Stella McCartney gibi tasarımcılar, biyo bazlı kürk gibi yenilikçi malzemeler kullanarak kapalı döngü ve sürdürülebilir iş modellerine öncülük ettiler. Bu %37 oranında bitki bazlı kumaş, geleneksel sentetiklere göre %30'a kadar daha az enerji ve %63'e kadar daha az sera gazı üretiyor. Ayrıca, Ananas Anam şirketinin ananas yaprağı lifinden ve mantarlardan yapılan bitkisel deri olan yenilikçi çevre dostu alternatifi de bahsetmeye değer. Yine alternatif malzeme kullanımına diğer bir örnekte Anke Domaske adlı Alman mikrobiyoloji öğrencisinin Üniversitede 'Kendi Giysilerini Yetiştir' projesinde süt, çay ve kahve çekirdekleri kullanması olmuştu.

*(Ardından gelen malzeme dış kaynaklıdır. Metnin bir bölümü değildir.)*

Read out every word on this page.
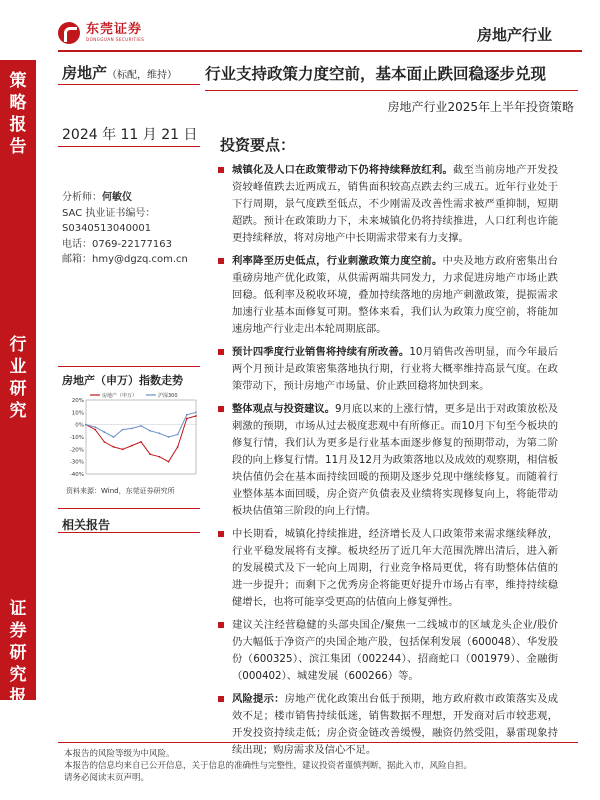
东莞证券
DONGGUAN SECURITIES	房地产行业
策
略
报
告
行
业
研
究
证
券
研
究
报
告
房地产（标配，维持）
2024 年 11 月 21 日
分析师：何敏仪
SAC 执业证书编号：
S0340513040001
电话：0769-22177163
邮箱：hmy@dgzq.com.cn
房地产（申万）指数走势
20%
10%
0%
-10%
-20%
-30%
-40%
房地产（申万）	沪深300
资料来源：Wind，东莞证券研究所
相关报告
行业支持政策力度空前，基本面止跌回稳逐步兑现
房地产行业2025年上半年投资策略
投资要点：
城镇化及人口在政策带动下仍将持续释放红利。截至当前房地产开发投资较峰值跌去近两成五，销售面积较高点跌去约三成五。近年行业处于下行周期，景气度跌至低点，不少刚需及改善性需求被严重抑制，短期超跌。预计在政策助力下，未来城镇化仍将持续推进，人口红利也许能更持续释放，将对房地产中长期需求带来有力支撑。
利率降至历史低点，行业刺激政策力度空前。中央及地方政府密集出台重磅房地产优化政策，从供需两端共同发力，力求促进房地产市场止跌回稳。低利率及税收环境，叠加持续落地的房地产刺激政策，提振需求加速行业基本面修复可期。整体来看，我们认为政策力度空前，将能加速房地产行业走出本轮周期底部。
预计四季度行业销售将持续有所改善。10月销售改善明显，而今年最后两个月预计是政策密集落地执行期，行业将大概率维持高景气度。在政策带动下，预计房地产市场量、价止跌回稳将加快到来。
整体观点与投资建议。9月底以来的上涨行情，更多是出于对政策放松及刺激的预期，市场从过去极度悲观中有所修正。而10月下旬至今板块的修复行情，我们认为更多是行业基本面逐步修复的预期带动，为第二阶段的向上修复行情。11月及12月为政策落地以及成效的观察期，相信板块估值仍会在基本面持续回暖的预期及逐步兑现中继续修复。而随着行业整体基本面回暖，房企资产负债表及业绩将实现修复向上，将能带动板块估值第三阶段的向上行情。
中长期看，城镇化持续推进，经济增长及人口政策带来需求继续释放，行业平稳发展将有支撑。板块经历了近几年大范围洗牌出清后，进入新的发展模式及下一轮向上周期，行业竞争格局更优，将有助整体估值的进一步提升；而剩下之优秀房企将能更好提升市场占有率，维持持续稳健增长，也将可能享受更高的估值向上修复弹性。
建议关注经营稳健的头部央国企/聚焦一二线城市的区域龙头企业/股价仍大幅低于净资产的央国企地产股，包括保利发展（600048）、华发股份（600325）、滨江集团（002244）、招商蛇口（001979）、金融街（000402）、城建发展（600266）等。
风险提示：房地产优化政策出台低于预期，地方政府救市政策落实及成效不足；楼市销售持续低迷，销售数据不理想，开发商对后市较悲观，开发投资持续走低；房企资金链改善缓慢，融资仍然受阻，暴雷现象持续出现；购房需求及信心不足。
本报告的风险等级为中风险。
本报告的信息均来自已公开信息，关于信息的准确性与完整性，建议投资者谨慎判断，据此入市，风险自担。
请务必阅读末页声明。
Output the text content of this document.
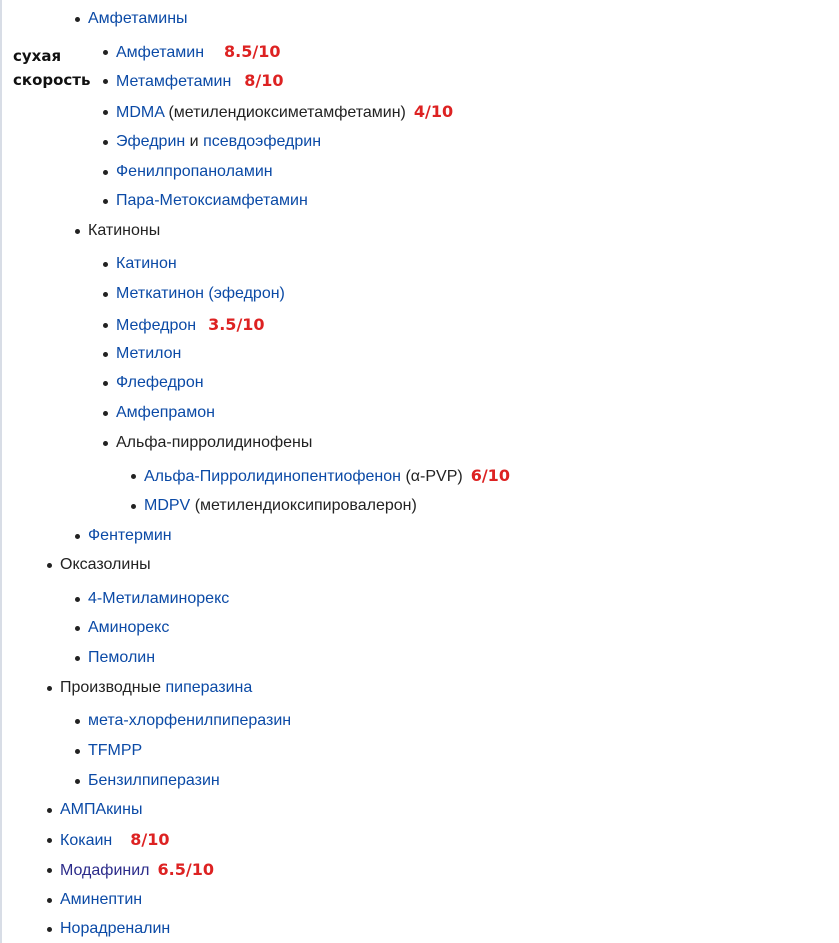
сухая
скорость
Амфетамины
Амфетамин 8.5/10
Метамфетамин 8/10
MDMA (метилендиоксиметамфетамин) 4/10
Эфедрин и псевдоэфедрин
Фенилпропаноламин
Пара-Метоксиамфетамин
Катиноны
Катинон
Меткатинон (эфедрон)
Мефедрон 3.5/10
Метилон
Флефедрон
Амфепрамон
Альфа-пирролидинофены
Альфа-Пирролидинопентиофенон (α-PVP) 6/10
MDPV (метилендиоксипировалерон)
Фентермин
Оксазолины
4-Метиламинорекс
Аминорекс
Пемолин
Производные пиперазина
мета-хлорфенилпиперазин
TFMPP
Бензилпиперазин
АМПАкины
Кокаин 8/10
Модафинил 6.5/10
Аминептин
Норадреналин
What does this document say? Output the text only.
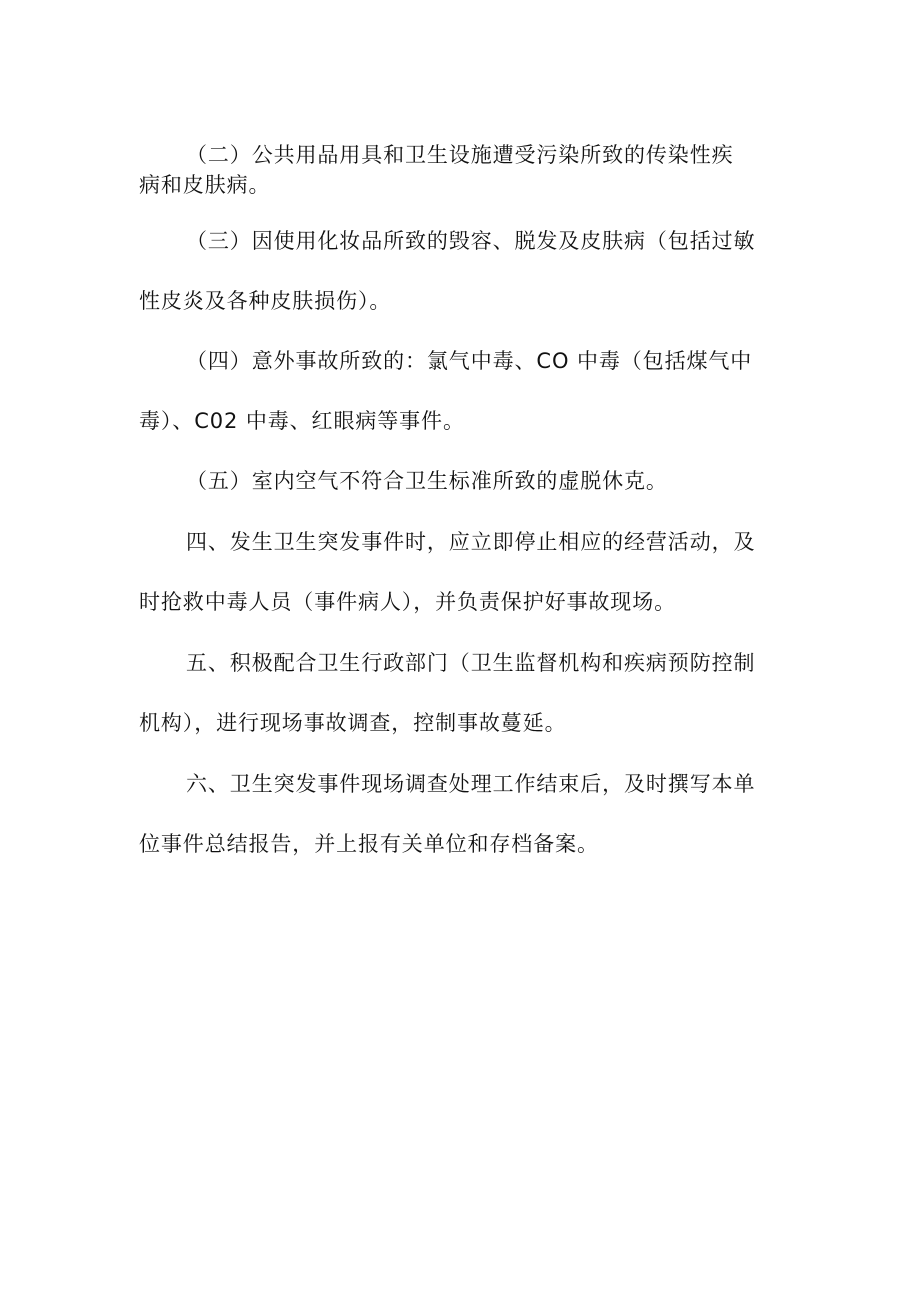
（二）公共用品用具和卫生设施遭受污染所致的传染性疾
病和皮肤病。
（三）因使用化妆品所致的毁容、脱发及皮肤病（包括过敏
性皮炎及各种皮肤损伤）。
（四）意外事故所致的：氯气中毒、CO 中毒（包括煤气中
毒）、C02 中毒、红眼病等事件。
（五）室内空气不符合卫生标准所致的虚脱休克。
四、发生卫生突发事件时，应立即停止相应的经营活动，及
时抢救中毒人员（事件病人），并负责保护好事故现场。
五、积极配合卫生行政部门（卫生监督机构和疾病预防控制
机构），进行现场事故调查，控制事故蔓延。
六、卫生突发事件现场调查处理工作结束后，及时撰写本单
位事件总结报告，并上报有关单位和存档备案。
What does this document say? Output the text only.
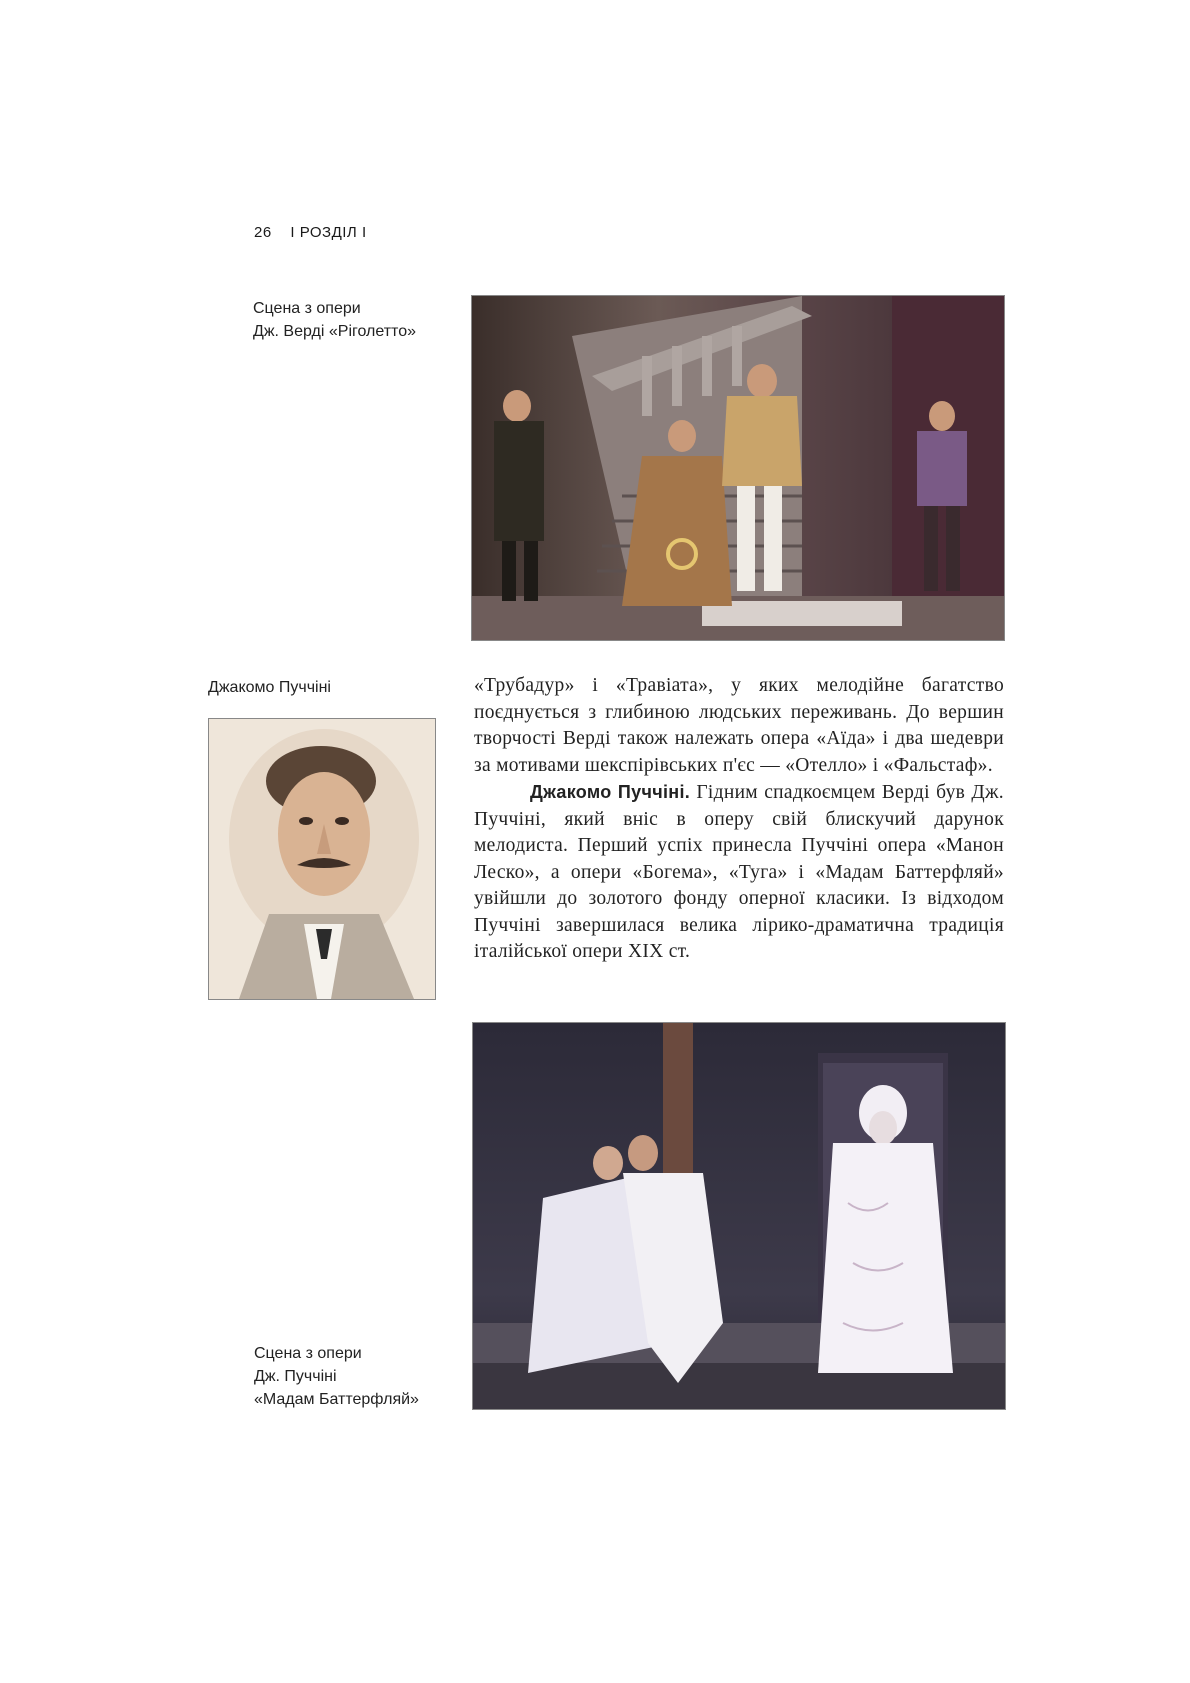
26 I РОЗДІЛ I
Сцена з опери
Дж. Верді «Ріголетто»
Джакомо Пуччіні	«Трубадур» і «Травіата», у яких мелодійне багатство поєднується з глибиною людських переживань. До вершин творчості Верді також належать опера «Аїда» і два шедеври за мотивами шекспірівських п'єс — «Отелло» і «Фальстаф».

Джакомо Пуччіні. Гідним спадкоємцем Верді був Дж. Пуччіні, який вніс в оперу свій блискучий дарунок мелодиста. Перший успіх принесла Пуччіні опера «Манон Леско», а опери «Богема», «Туга» і «Мадам Баттерфляй» увійшли до золотого фонду оперної класики. Із відходом Пуччіні завершилася велика лірико-драматична традиція італійської опери XIX ст.

Сцена з опери
Дж. Пуччіні
«Мадам Баттерфляй»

Yüksek Teknoloji Malzemeler ve Vegan Deri
Teknolojinin modayı sürdürülebilir hale getirmesinin diğer yollarından biri de hayvanların hayatlarını kurtarmaktır. Danışmanlık firması Grand View Research (GVR), hayvansız ürünleri tercih eden tüketici sayısındaki artış ve hayvansız ürünler üretmenin düşük maliyeti nedeniyle küresel suni deri pazarının 2025 yılına kadar 85 milyar dolara ulaşacağını tahmin etmektedir.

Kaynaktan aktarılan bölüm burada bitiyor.